The National Basketball Association (NBA) said it is contacting fans after an unnamed service provider was hacked.

An NBA spokesperson did not respond to questions about what service provider was hacked and when, but told The Record that the league is now trying to help those affected.

“We were recently made aware that an unauthorized third party gained access to the IT systems of an NBA service provider for mobile app and email communications. As a result, copies of names and email addresses of some NBA fans were captured,” the spokesperson said. The NBA was notified of the incident on March 8.

“There is no impact whatsoever to the NBA’s systems or to the assets held securely at the NBA. The league immediately took action to contain the issue, identify those impacted and communicate potential risks and next steps.”

The incident was first reported by Bleeping Computer, which revealed that emails were sent out to an unspecified number of fans about a “cybersecurity incident.”

The messages say the third-party service provider helped the NBA communicate with fans through email. The league also says that an investigation is ongoing and a cybersecurity firm has been hired to analyze the incident.

The NBA warned that customers should be wary of phishing emails or scams that will take advantage of the breach. Any emails purporting to be from the NBA should be checked to make sure they came from a "@nba.com" email address.

Sports leagues have become ripe targets for hackers as more shift away from cable packages to their own personalized streaming offerings — thus taking on more direct responsibility for protecting data.

The NBA’s Houston Rockets were hit with ransomware in 2021 that allowed for the theft of employee data, contracts, nondisclosure agreements, customer information and more.

The National Football League's San Francisco 49ers are still dealing with the aftermath of a 2022 ransomware attack that took place one week before Super Bowl Sunday. More than 20,000 people had their Social Security numbers leaked in the attack.

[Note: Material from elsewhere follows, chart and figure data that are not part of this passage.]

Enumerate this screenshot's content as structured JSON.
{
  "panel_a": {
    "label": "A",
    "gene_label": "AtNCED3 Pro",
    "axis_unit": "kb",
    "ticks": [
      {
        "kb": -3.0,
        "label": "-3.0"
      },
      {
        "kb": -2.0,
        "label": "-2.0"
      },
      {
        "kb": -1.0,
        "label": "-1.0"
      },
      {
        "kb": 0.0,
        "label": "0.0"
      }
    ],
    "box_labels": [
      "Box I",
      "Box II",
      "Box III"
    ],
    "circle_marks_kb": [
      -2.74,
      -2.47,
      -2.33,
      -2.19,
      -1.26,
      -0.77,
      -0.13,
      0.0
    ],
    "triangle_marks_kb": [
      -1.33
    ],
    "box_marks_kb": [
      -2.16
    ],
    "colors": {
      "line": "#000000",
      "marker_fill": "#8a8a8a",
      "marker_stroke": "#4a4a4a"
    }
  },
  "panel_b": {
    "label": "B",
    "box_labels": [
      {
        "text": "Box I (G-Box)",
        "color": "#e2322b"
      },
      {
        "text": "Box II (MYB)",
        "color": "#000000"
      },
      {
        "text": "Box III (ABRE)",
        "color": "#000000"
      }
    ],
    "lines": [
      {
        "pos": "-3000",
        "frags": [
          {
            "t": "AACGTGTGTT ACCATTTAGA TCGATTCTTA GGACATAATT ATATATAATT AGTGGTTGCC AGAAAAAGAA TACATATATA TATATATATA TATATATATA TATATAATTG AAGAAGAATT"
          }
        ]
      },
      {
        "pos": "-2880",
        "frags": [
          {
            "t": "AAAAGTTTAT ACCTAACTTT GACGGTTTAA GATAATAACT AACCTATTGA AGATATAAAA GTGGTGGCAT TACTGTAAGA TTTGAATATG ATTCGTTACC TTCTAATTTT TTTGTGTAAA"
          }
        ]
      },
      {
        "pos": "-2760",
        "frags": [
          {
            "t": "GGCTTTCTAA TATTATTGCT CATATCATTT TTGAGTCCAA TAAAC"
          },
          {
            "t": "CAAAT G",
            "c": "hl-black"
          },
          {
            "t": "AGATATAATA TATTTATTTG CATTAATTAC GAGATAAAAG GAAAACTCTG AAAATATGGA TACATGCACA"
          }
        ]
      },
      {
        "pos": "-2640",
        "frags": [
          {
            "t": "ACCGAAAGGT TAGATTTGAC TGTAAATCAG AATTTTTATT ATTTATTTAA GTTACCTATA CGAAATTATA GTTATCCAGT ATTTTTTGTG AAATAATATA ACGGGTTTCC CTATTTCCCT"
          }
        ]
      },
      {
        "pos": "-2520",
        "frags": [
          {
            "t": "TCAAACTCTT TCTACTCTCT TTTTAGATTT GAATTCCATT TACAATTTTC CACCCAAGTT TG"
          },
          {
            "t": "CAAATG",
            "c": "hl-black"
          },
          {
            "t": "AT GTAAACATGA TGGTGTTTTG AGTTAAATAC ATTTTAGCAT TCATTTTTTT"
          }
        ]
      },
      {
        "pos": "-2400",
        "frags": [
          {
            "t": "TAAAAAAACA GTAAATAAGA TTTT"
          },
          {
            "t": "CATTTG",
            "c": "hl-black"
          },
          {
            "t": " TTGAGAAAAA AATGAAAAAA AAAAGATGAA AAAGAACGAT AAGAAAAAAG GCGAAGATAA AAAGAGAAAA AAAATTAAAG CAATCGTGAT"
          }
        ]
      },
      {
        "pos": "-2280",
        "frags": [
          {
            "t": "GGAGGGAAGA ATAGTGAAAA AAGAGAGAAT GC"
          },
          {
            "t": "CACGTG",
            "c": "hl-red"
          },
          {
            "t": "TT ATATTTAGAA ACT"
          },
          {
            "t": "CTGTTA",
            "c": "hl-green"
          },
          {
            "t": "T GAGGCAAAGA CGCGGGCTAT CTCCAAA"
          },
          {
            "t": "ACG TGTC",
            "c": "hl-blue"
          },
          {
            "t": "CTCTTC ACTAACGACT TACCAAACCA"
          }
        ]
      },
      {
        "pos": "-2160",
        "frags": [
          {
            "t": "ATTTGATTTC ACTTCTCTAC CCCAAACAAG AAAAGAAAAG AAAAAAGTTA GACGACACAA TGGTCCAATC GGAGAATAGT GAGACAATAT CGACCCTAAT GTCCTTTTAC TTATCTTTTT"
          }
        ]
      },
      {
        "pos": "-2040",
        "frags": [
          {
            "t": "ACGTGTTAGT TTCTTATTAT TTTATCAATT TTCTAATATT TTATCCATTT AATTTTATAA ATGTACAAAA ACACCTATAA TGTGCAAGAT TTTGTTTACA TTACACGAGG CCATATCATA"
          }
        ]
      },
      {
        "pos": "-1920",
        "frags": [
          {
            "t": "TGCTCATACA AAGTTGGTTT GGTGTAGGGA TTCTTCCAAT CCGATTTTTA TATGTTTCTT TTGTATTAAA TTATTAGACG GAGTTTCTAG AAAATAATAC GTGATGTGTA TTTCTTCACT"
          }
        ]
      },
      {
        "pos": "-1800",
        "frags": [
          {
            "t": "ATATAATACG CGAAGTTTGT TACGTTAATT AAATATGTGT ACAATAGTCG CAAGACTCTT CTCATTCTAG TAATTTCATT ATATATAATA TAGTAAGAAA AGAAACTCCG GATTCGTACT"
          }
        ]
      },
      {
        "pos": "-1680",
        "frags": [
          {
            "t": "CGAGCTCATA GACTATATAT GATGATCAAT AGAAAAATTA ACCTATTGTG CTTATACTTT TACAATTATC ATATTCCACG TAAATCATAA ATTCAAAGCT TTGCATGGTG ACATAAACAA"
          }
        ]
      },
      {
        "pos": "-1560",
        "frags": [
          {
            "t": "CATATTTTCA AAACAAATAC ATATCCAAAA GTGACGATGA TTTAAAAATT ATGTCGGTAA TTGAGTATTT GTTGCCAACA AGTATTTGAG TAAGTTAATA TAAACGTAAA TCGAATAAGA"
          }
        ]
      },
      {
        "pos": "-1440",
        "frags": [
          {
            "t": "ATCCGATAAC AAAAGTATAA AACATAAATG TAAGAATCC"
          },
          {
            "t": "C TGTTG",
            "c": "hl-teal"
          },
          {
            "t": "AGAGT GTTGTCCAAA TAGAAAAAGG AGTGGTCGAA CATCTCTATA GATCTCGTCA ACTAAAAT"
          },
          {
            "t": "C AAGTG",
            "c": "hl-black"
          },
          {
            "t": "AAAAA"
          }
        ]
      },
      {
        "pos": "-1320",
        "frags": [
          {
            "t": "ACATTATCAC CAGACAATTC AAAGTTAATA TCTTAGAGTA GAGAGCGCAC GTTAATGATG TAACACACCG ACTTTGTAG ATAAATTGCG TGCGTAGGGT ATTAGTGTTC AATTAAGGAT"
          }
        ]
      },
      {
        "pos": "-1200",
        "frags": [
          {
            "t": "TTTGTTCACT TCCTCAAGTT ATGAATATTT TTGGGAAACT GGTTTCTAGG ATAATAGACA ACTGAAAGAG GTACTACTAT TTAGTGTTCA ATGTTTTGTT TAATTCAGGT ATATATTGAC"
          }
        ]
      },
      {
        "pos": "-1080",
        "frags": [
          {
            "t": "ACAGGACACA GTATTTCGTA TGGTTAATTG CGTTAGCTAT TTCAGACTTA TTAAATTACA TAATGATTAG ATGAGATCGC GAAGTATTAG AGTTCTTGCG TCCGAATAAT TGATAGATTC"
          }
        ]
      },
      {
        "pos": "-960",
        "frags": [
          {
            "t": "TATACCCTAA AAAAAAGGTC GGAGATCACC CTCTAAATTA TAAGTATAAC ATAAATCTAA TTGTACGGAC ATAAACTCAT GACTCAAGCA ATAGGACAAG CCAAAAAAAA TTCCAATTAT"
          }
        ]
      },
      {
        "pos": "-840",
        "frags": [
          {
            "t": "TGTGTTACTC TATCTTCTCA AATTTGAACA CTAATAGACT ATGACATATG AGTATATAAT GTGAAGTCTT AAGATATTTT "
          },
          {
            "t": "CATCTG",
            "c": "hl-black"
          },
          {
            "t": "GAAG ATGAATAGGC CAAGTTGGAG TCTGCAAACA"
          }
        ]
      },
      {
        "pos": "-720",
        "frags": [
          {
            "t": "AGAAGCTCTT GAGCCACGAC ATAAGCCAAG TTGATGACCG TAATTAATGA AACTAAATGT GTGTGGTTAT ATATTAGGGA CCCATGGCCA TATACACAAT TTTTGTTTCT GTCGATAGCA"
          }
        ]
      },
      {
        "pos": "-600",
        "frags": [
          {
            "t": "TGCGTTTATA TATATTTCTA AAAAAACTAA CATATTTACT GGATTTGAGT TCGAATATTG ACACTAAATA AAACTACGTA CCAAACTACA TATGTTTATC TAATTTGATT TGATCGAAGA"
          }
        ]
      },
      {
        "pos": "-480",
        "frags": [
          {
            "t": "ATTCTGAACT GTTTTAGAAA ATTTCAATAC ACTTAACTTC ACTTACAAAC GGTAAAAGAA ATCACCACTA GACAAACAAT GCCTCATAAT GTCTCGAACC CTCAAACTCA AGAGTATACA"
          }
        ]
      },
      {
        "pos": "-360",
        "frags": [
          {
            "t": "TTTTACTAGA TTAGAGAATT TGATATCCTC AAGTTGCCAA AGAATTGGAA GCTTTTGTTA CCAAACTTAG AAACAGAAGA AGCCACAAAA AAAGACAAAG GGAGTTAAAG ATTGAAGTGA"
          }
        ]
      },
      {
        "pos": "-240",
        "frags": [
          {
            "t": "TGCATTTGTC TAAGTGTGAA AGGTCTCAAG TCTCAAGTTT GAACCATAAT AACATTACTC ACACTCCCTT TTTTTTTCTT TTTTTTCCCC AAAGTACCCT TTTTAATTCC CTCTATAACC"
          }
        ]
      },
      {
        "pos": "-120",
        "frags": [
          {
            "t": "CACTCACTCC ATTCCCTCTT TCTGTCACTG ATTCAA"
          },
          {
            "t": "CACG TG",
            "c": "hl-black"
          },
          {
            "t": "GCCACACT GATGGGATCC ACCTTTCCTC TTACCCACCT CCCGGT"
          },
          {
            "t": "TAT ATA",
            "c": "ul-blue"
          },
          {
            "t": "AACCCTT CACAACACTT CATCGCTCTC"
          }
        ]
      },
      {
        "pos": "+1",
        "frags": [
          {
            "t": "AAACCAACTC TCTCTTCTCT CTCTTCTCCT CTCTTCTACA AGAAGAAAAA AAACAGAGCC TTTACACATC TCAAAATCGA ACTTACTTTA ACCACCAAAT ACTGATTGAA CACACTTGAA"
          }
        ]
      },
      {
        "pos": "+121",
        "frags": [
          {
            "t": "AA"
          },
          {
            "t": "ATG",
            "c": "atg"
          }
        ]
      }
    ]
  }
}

Last week, the Justice Department sentenced Joshua Streit to three years in prison after he was convicted by a federal court for illegally accessing and reselling video streams for the NBA, NFL, Major League Baseball and the National Hockey League.

The 31-year-old Minnesota man streamed games on a site named HeHeStreams from 2017 to 2021. He later tried to extort $150,000 from the MLB in exchange for not publicizing the vulnerability he used to hack its website.